They're not fashionable or flamboyant and their season has often descended into farce, but, as Scott Fleming writes, Lazio are on course for the Champions League.
There is a school of thought which dictates that we should want the teams best equipped for European action, those most capable of defending the sacred co-efficient, to take Italy's Champions League qualification berths. In that case we should probably all be willing on Napoli – the counter-attacking Campanians who charmed the continent this season with their passion and fearlessness – in the race for third place.
However, there is something alluring, something seductively bonkers, about the prospect of Lazio, current occupants of third, grasping that golden ticket at the end of a season filled with more ridiculous plot twists than an episode of Scooby Doo.
Indeed if a mask was ripped off Coach Edy Reja's face and Francesco Totti was revealed underneath, grumbling about how he would have got away with it if it wasn't for those pesky kids, it would explain a lot about the Biancocelesti's campaign.
Reja has attempted to abdicate his post not once but twice, but Serie A's oldest tactician is no drama queen.
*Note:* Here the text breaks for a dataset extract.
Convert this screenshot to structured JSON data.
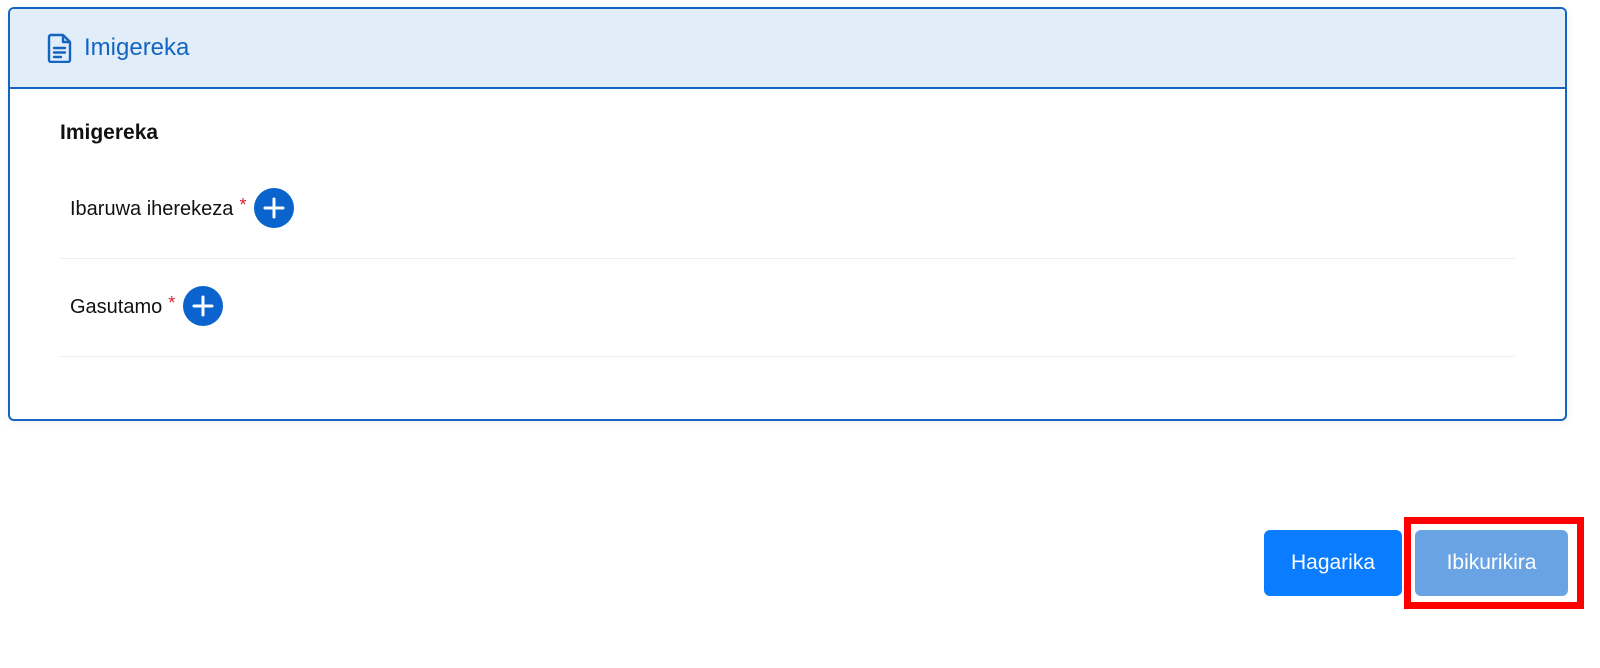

The 66-year-old had legitimate grievances on both occasions – the unrealistic expectations of fans that wouldn't let him stroll down the street with his wife without insulting him in September, and the incompetence of sporting director Igli Tare in February.
Tare's unsuccessful pursuit of Keisuke Honda and Nilmar – players that always looked like unrealistic targets for a traditionally thrifty club like Lazio – during the January window and purchase of Antonio Candreva – a last minute signing with 'panic buy' stamped on his forehead and a boyhood Roma fan into the bargain – left the Aquile woefully under equipped for their Champions League charge. Or so it seemed.
Ahead of their first visit to the Juventus Stadium tomorrow evening, Lazio are exactly where they want to be, their grip on a top three place tightened by a 3-1 victory over Napoli last Saturday which widened the gap between the clubs to six points. It was a match which captured the personality of Reja's side in all their neurotic glory.
Miroslav Klose and Hernanes were unavailable and withdrawn at half-time respectively, Andre Dias, Senad Lulic and a number of other first teamers were injured. The heroes were distinctly unlikely ones, Candreva of all people opened the scoring having been relentlessly booed throughout his short spell at the Olimpico. Tommaso Rocchi, who's been with the club since he had hair, which was a very long time ago indeed, ran himself silly up front and proved a very able deputy for Klose. “We were not experiencing a great run of form and the Neapolitans were a strong team to face, but we closed ranks and played a great game,” stated Reja.
Reja's coming and going and Tare's boardroom blundering might have given it a slightly slapstick feel, but Lazio's season has also been touched by genuine tragedy, the death of legendary striker Giorgio Chinaglia and the scooter accident which has left 17-year-old youth team defender Mirko Fersini in a coma – events which have either rendered the team’s Champions League quest meaningless, or invested with new meaning, depending on your perspective.
The capital club had just 42 per cent possession on Saturday but won by two clear goals. It’s a trick they've pulled fairly regularly this season. They haven't drawn since December, winning eight and losing seven of their 2012 League fixtures. The losses are often heavy – 4-0 in Siena, 5-1 at Palermo – the wins often narrow and hard won. Basically Lazio aren't, to use a technical term, very good.
Hernanes and Klose are their only two exceptional talents, otherwise their squad is populated by average players and others who you would be bestowing a great compliment upon if you called them average. Yet there they are, streaking ahead of Udinese, Napoli, Roma and Inter. Reja has lemons, but the concoction he's brewing is a lot sweeter than lemonade.